For The Dartmoor Zoological Park is an evolving centre for education and learning that is accessible to everyone, of any age, on every level.

I’ve been visiting this place, on and off, for 15 years now and saw the zoo in its most difficult and troubled times under the previous owner.

But now, transformed, it has a feel of purpose, of burgeoning and powerful intellect, an outdoor university for students with enthusiastic herds of them all around conducting research. A place of big ideas.

And it is driven by this man, Benjamin Mee, a scientist and journalist, who earlier this year received an honorary PhD from Plymouth University for services to science.

No wonder. What drives him is a fundamental desire to share his understanding of a sometimes complicated subject, to get people to say: “Wow, this is amazing.”

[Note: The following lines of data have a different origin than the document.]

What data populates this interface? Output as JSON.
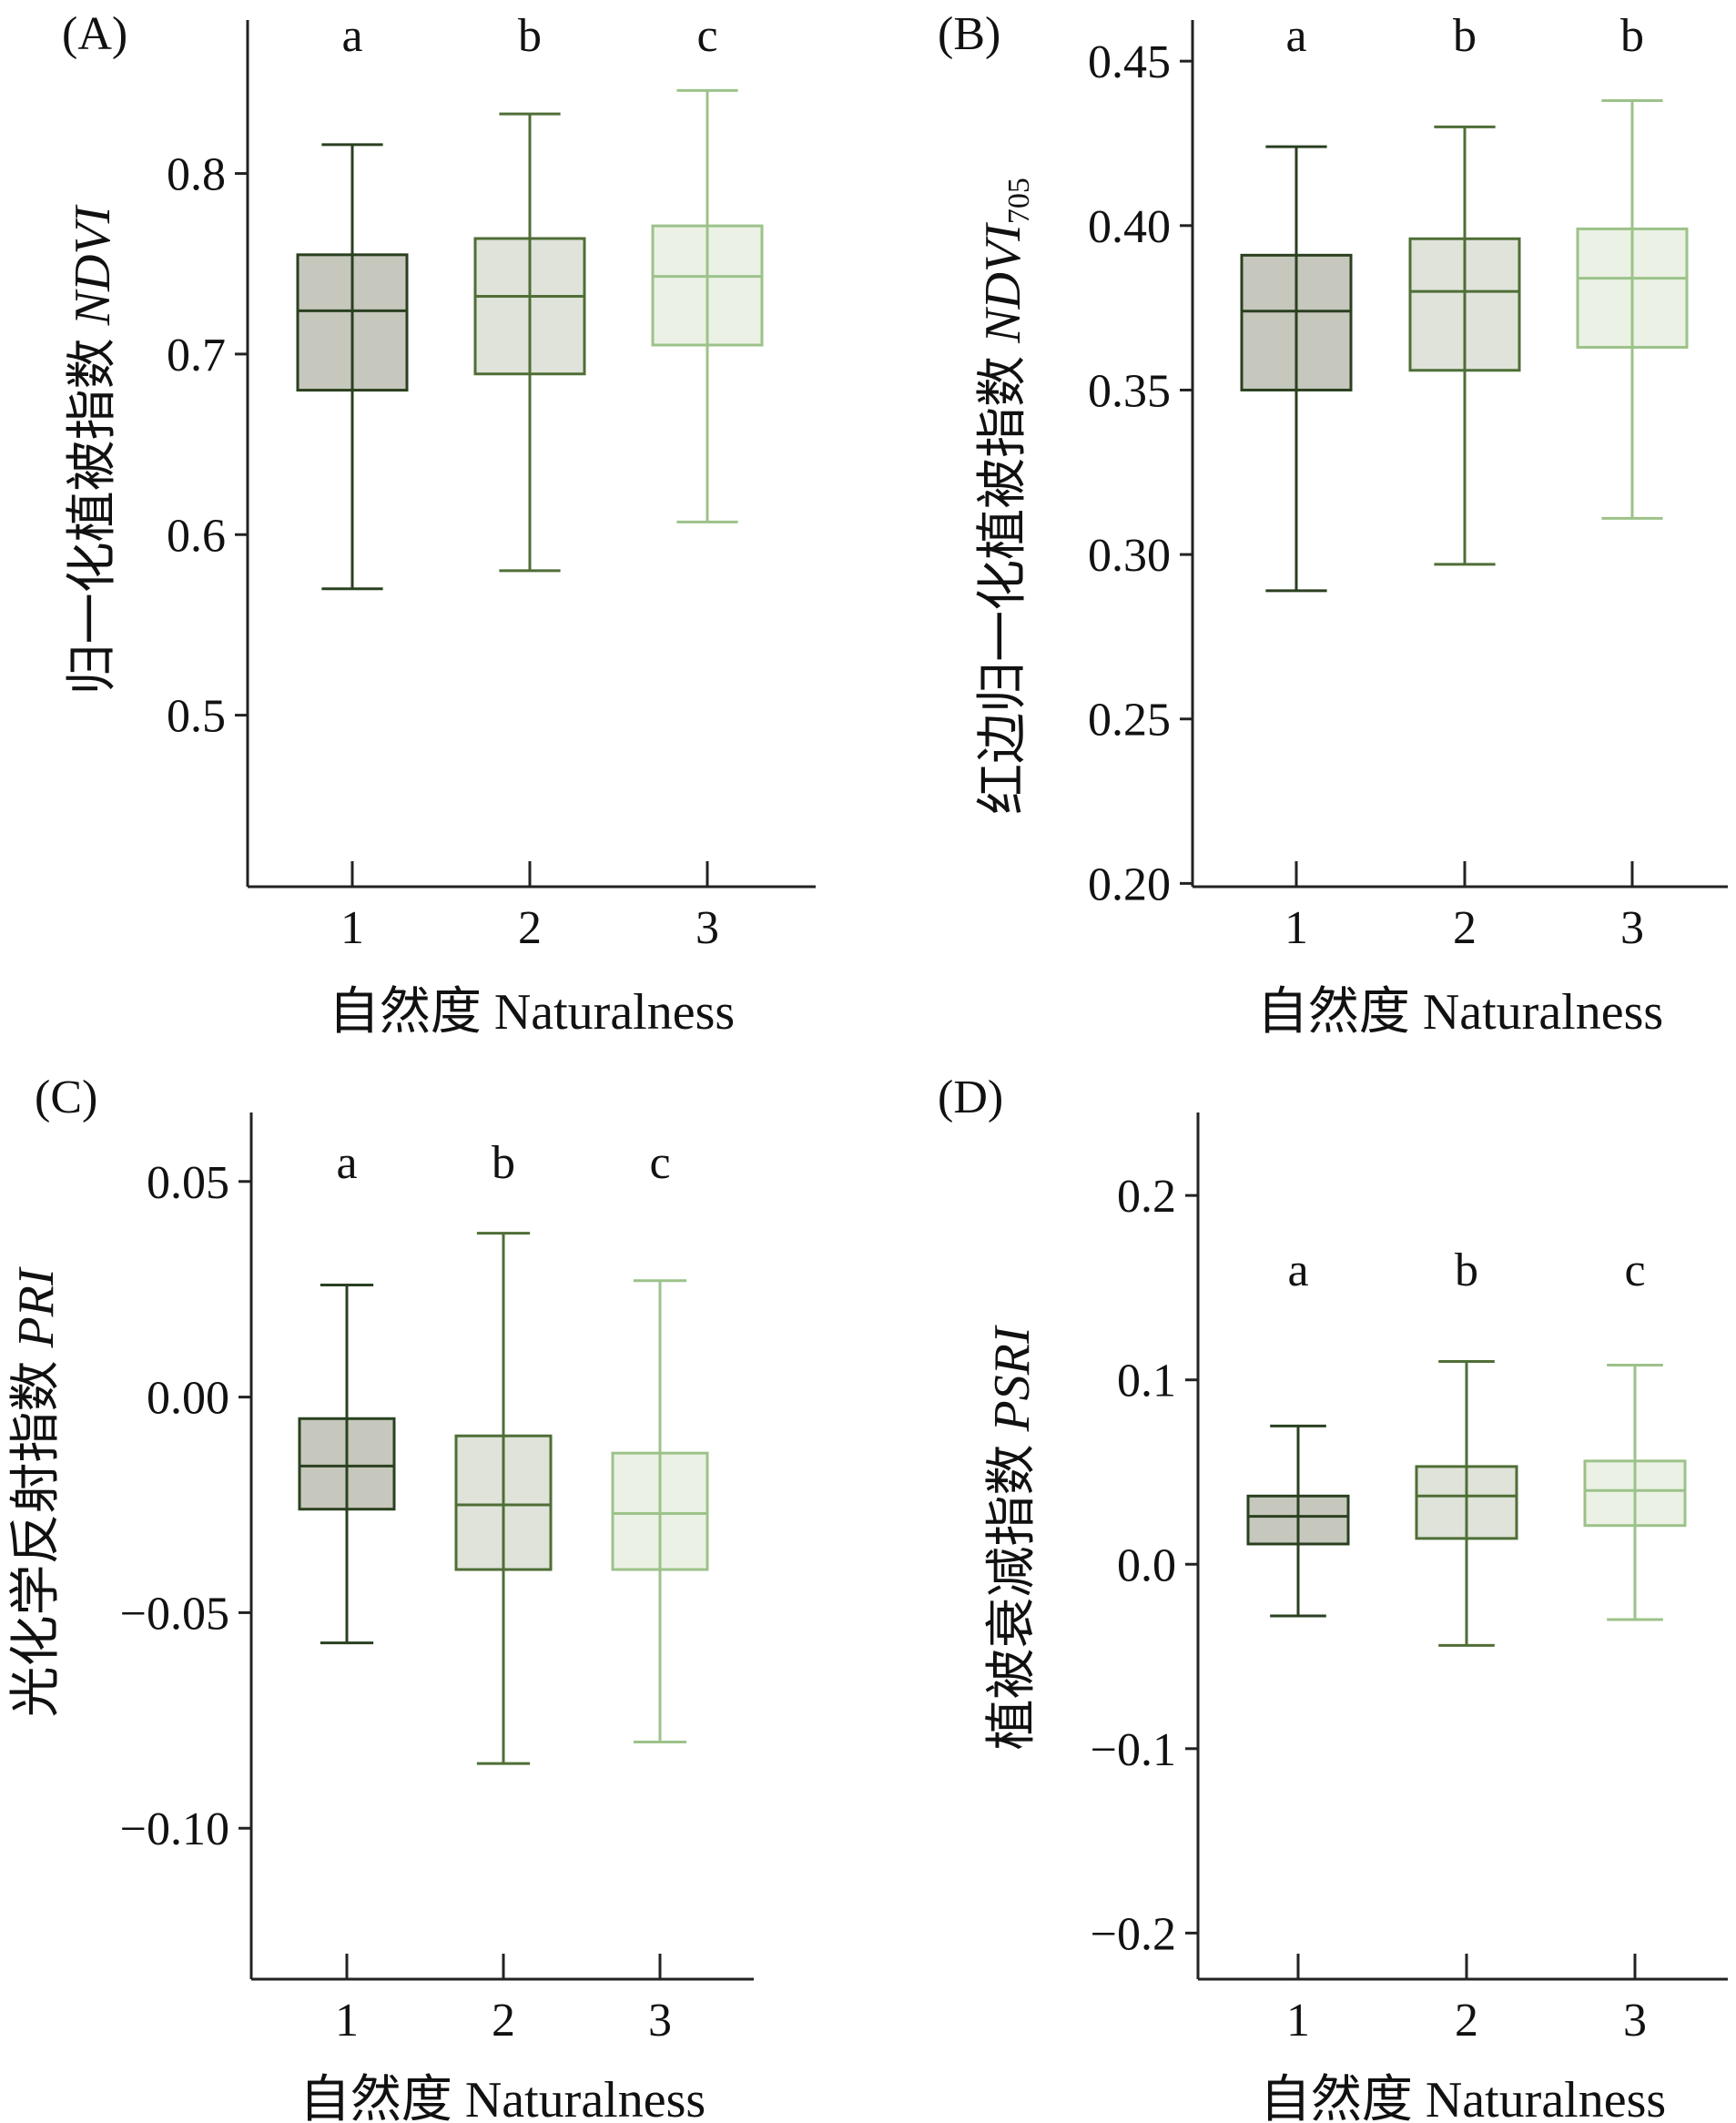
{
  "xlabel": "自然度 Naturalness",
  "colors": {
    "box_fill": [
      "#c6c7bd",
      "#dfe3da",
      "#ebf1e4"
    ],
    "box_stroke": [
      "#2a4020",
      "#4f6e36",
      "#9cc28a"
    ]
  },
  "chart_data": [
    {
      "type": "box",
      "panel": "(A)",
      "ylabel_prefix": "归一化植被指数 ",
      "ylabel_italic": "NDVI",
      "ylabel_sub": "",
      "categories": [
        "1",
        "2",
        "3"
      ],
      "yticks": [
        "0.5",
        "0.6",
        "0.7",
        "0.8"
      ],
      "ylim": [
        0.405,
        0.885
      ],
      "boxes": [
        {
          "min": 0.57,
          "q1": 0.68,
          "median": 0.724,
          "q3": 0.755,
          "max": 0.816
        },
        {
          "min": 0.58,
          "q1": 0.689,
          "median": 0.732,
          "q3": 0.764,
          "max": 0.833
        },
        {
          "min": 0.607,
          "q1": 0.705,
          "median": 0.743,
          "q3": 0.771,
          "max": 0.846
        }
      ],
      "letters": [
        "a",
        "b",
        "c"
      ]
    },
    {
      "type": "box",
      "panel": "(B)",
      "ylabel_prefix": "红边归一化植被指数 ",
      "ylabel_italic": "NDVI",
      "ylabel_sub": "705",
      "categories": [
        "1",
        "2",
        "3"
      ],
      "yticks": [
        "0.20",
        "0.25",
        "0.30",
        "0.35",
        "0.40",
        "0.45"
      ],
      "ylim": [
        0.199,
        0.4625
      ],
      "boxes": [
        {
          "min": 0.289,
          "q1": 0.35,
          "median": 0.374,
          "q3": 0.391,
          "max": 0.424
        },
        {
          "min": 0.297,
          "q1": 0.356,
          "median": 0.38,
          "q3": 0.396,
          "max": 0.43
        },
        {
          "min": 0.311,
          "q1": 0.363,
          "median": 0.384,
          "q3": 0.399,
          "max": 0.438
        }
      ],
      "letters": [
        "a",
        "b",
        "b"
      ]
    },
    {
      "type": "box",
      "panel": "(C)",
      "ylabel_prefix": "光化学反射指数 ",
      "ylabel_italic": "PRI",
      "ylabel_sub": "",
      "categories": [
        "1",
        "2",
        "3"
      ],
      "yticks": [
        "0.05",
        "0.00",
        "−0.05",
        "−0.10"
      ],
      "ylim": [
        -0.135,
        0.066
      ],
      "boxes": [
        {
          "min": -0.057,
          "q1": -0.026,
          "median": -0.016,
          "q3": -0.005,
          "max": 0.026
        },
        {
          "min": -0.085,
          "q1": -0.04,
          "median": -0.025,
          "q3": -0.009,
          "max": 0.038
        },
        {
          "min": -0.08,
          "q1": -0.04,
          "median": -0.027,
          "q3": -0.013,
          "max": 0.027
        }
      ],
      "letters": [
        "a",
        "b",
        "c"
      ]
    },
    {
      "type": "box",
      "panel": "(D)",
      "ylabel_prefix": "植被衰减指数 ",
      "ylabel_italic": "PSRI",
      "ylabel_sub": "",
      "categories": [
        "1",
        "2",
        "3"
      ],
      "yticks": [
        "0.2",
        "0.1",
        "0.0",
        "−0.1",
        "−0.2"
      ],
      "ylim": [
        -0.225,
        0.245
      ],
      "boxes": [
        {
          "min": -0.028,
          "q1": 0.011,
          "median": 0.026,
          "q3": 0.037,
          "max": 0.075
        },
        {
          "min": -0.044,
          "q1": 0.014,
          "median": 0.037,
          "q3": 0.053,
          "max": 0.11
        },
        {
          "min": -0.03,
          "q1": 0.021,
          "median": 0.04,
          "q3": 0.056,
          "max": 0.108
        }
      ],
      "letters": [
        "a",
        "b",
        "c"
      ]
    }
  ]
}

He wasn’t always this academic. But something was triggered deep in the heart of a 17-year-old punk rocker, expelled from a few schools with only 3 ‘O’ levels to his name as he stood one day eyeball to brown eyeball with a tank-trapped cetacean.

“I saw a dolphin and I thought that it was intelligent and that it was empathising in some way,” says Dr Mee. “I remember that that just triggered it and thinking: ‘Why is he so clever?’.”

And that epiphany catapulted him back into education - and science. The hunt for empathy in animals was on. And that’s what really shines out now about this man, and this place: education. It’s a great adventure good not only for visitors and the local community but of titanic benefit to the global community too.

Enchanting to discover too that the man who bought a zoo, who was played by a Hollywood star, who embodies strength in adversity having lived, and loved, and lost, whose back story covers very serious themes indeed is also extremely funny. Proper, laugh out loud funny.

This is someone who has watched from the wings of smoky theatres as stand-up comics honed their trade – and, typically, forensically examined it, dissecting it with a scientist’s eye.

“Humour is a life-long interest of mine,” he admits. “Humour and laughing evolved from an appeasement call from which everything changes. It is a game-changer. The P300/N400 brainwave shows the difference between what you got and what you were expecting.” I am struggling to keep up at this point. He’s so sharp he could slice bacon. I’ll never look at a knock knock joke in the same way again.

But I will look out for his four new books in the pipeline. Particularly the one on dolphin humour. And the one about man being an aquatic ape. I wonder if they could be combined into a Jimmy Carr/Jacques Mayol mash-up but I can’t work out the punchline.

There is too, of course, a follow up to the blockbuster I Bought A Zoo. Will it be a happy resolution for Ben and his two children Milo and Ella? Those who have seen the film want a real life romantic ending of course. Does he find Scarlett Johansson hidden under a granite rock, near Sparkwell? We’ll have to wait and see. But whatever happens there exudes a dynamism and energy from him and his remarkable team that can drive nothing but positive change.

As I leave he shows me some plans for the future of the zoo. There are new enclosures and elephants on the southern slopes. With his drive and ambition I have no doubt it will happen. No joke. And when it does, he’ll definitely be laughing.